Local women used the sundry shops as their meeting point to discuss matters of the day a.k.a. gossip. Uncle Ah Choo and Uncle Ah Chooi have had to mediate over several overheated discussions. These happened in the vicinity of their shops that had nothing to do with themselves. In 1970, a new phenomenon struck the little community. Some rebellious youth proclaimed their support for Woodstock, Peace, and Love by making a chalk rendition of a long-haired mustachioed hippy wearing a big Peace sign on an oil drum. Parents were scandalized as the drum was placed strategically under a tree beside the sundry shops. It became the nightly haunt of a few long-haired guys until community leaders told them to take a hike or else….

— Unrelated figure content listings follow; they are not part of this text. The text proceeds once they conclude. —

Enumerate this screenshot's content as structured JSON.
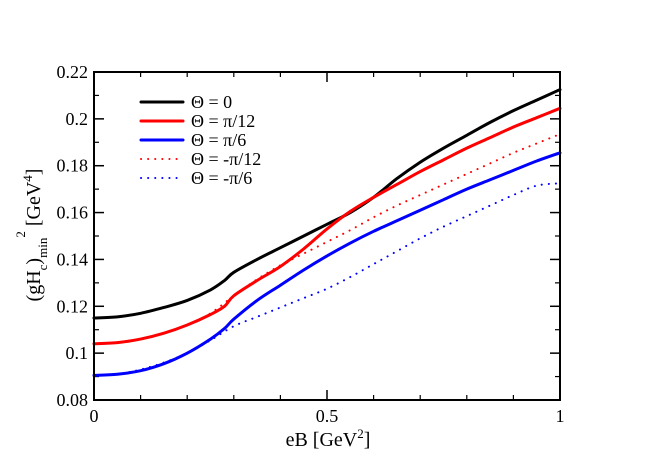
{
  "chart_data": {
    "type": "line",
    "title": "",
    "xlabel": {
      "base": "eB [GeV",
      "sup": "2",
      "tail": "]"
    },
    "ylabel": {
      "main": "(gH",
      "sub1": "c",
      "mid": ")",
      "sub2": "min",
      "sup": "2",
      "unit": " [GeV",
      "unit_sup": "4",
      "unit_tail": "]"
    },
    "xlim": [
      0,
      1
    ],
    "ylim": [
      0.08,
      0.22
    ],
    "x_major_ticks": [
      0,
      0.5,
      1
    ],
    "x_tick_labels": [
      "0",
      "0.5",
      "1"
    ],
    "x_minor_ticks": [
      0.1,
      0.2,
      0.3,
      0.4,
      0.6,
      0.7,
      0.8,
      0.9
    ],
    "y_major_ticks": [
      0.08,
      0.1,
      0.12,
      0.14,
      0.16,
      0.18,
      0.2,
      0.22
    ],
    "y_tick_labels": [
      "0.08",
      "0.1",
      "0.12",
      "0.14",
      "0.16",
      "0.18",
      "0.2",
      "0.22"
    ],
    "y_minor_ticks": [
      0.09,
      0.11,
      0.13,
      0.15,
      0.17,
      0.19,
      0.21
    ],
    "grid": false,
    "legend_position": "top-left",
    "series": [
      {
        "name": "Θ = 0",
        "color": "#000000",
        "style": "solid",
        "x": [
          0,
          0.05,
          0.1,
          0.15,
          0.2,
          0.25,
          0.28,
          0.3,
          0.35,
          0.4,
          0.45,
          0.5,
          0.55,
          0.6,
          0.65,
          0.7,
          0.75,
          0.8,
          0.85,
          0.9,
          0.95,
          1.0
        ],
        "y": [
          0.115,
          0.1155,
          0.117,
          0.1195,
          0.1225,
          0.127,
          0.131,
          0.1345,
          0.14,
          0.145,
          0.15,
          0.155,
          0.16,
          0.1665,
          0.1745,
          0.1815,
          0.1875,
          0.193,
          0.1985,
          0.2035,
          0.208,
          0.2125
        ]
      },
      {
        "name": "Θ = π/12",
        "color": "#ff0000",
        "style": "solid",
        "x": [
          0,
          0.05,
          0.1,
          0.15,
          0.2,
          0.25,
          0.28,
          0.3,
          0.35,
          0.4,
          0.45,
          0.5,
          0.55,
          0.6,
          0.65,
          0.7,
          0.75,
          0.8,
          0.85,
          0.9,
          0.95,
          1.0
        ],
        "y": [
          0.104,
          0.1045,
          0.106,
          0.1085,
          0.112,
          0.1165,
          0.12,
          0.1245,
          0.131,
          0.137,
          0.1445,
          0.153,
          0.1605,
          0.1665,
          0.172,
          0.1775,
          0.1825,
          0.1875,
          0.192,
          0.1965,
          0.2005,
          0.2045
        ]
      },
      {
        "name": "Θ = π/6",
        "color": "#0000ff",
        "style": "solid",
        "x": [
          0,
          0.05,
          0.1,
          0.15,
          0.2,
          0.25,
          0.28,
          0.3,
          0.35,
          0.4,
          0.45,
          0.5,
          0.55,
          0.6,
          0.65,
          0.7,
          0.75,
          0.8,
          0.85,
          0.9,
          0.95,
          1.0
        ],
        "y": [
          0.0905,
          0.091,
          0.0925,
          0.0955,
          0.1,
          0.106,
          0.1105,
          0.1145,
          0.1225,
          0.129,
          0.1355,
          0.1415,
          0.147,
          0.152,
          0.1565,
          0.161,
          0.1655,
          0.17,
          0.174,
          0.178,
          0.182,
          0.1855
        ]
      },
      {
        "name": "Θ = -π/12",
        "color": "#ff0000",
        "style": "dotted",
        "x": [
          0,
          0.05,
          0.1,
          0.15,
          0.2,
          0.25,
          0.3,
          0.35,
          0.4,
          0.45,
          0.5,
          0.55,
          0.6,
          0.65,
          0.7,
          0.75,
          0.8,
          0.85,
          0.9,
          0.95,
          1.0
        ],
        "y": [
          0.104,
          0.1045,
          0.106,
          0.1085,
          0.112,
          0.117,
          0.1245,
          0.1315,
          0.1375,
          0.1425,
          0.1475,
          0.1525,
          0.158,
          0.163,
          0.1675,
          0.172,
          0.1765,
          0.181,
          0.1855,
          0.1895,
          0.1935
        ]
      },
      {
        "name": "Θ = -π/6",
        "color": "#0000ff",
        "style": "dotted",
        "x": [
          0,
          0.05,
          0.1,
          0.15,
          0.2,
          0.25,
          0.3,
          0.35,
          0.4,
          0.45,
          0.5,
          0.55,
          0.6,
          0.65,
          0.7,
          0.75,
          0.8,
          0.85,
          0.9,
          0.95,
          1.0
        ],
        "y": [
          0.0905,
          0.091,
          0.093,
          0.096,
          0.1,
          0.1055,
          0.1115,
          0.1155,
          0.1195,
          0.1235,
          0.1275,
          0.1325,
          0.138,
          0.1435,
          0.149,
          0.154,
          0.1585,
          0.163,
          0.1675,
          0.1715,
          0.1725
        ]
      }
    ]
  }
}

The Fate of Sundry Shops Today
I visited the old neighborhood about 4 years ago during one of my trips back to the old country. The sundry shops are still there, now run by relatives of the original owners. The place was definitely quieter, the shops shabbier. There weren’t as many customers as the people no longer depended on these two sundry shops for their needs as there are several hyper market chains in the new city center. One of the current operators told me that it was getting hard to make ends meet, and if it weren’t for the dwindling number of old-timers who still came by to get some groceries out of habit, the place would have shuttered a long time ago. So this is the quiet crisis of sundry shops around the country….the demise of a long-cherished shopping tradition.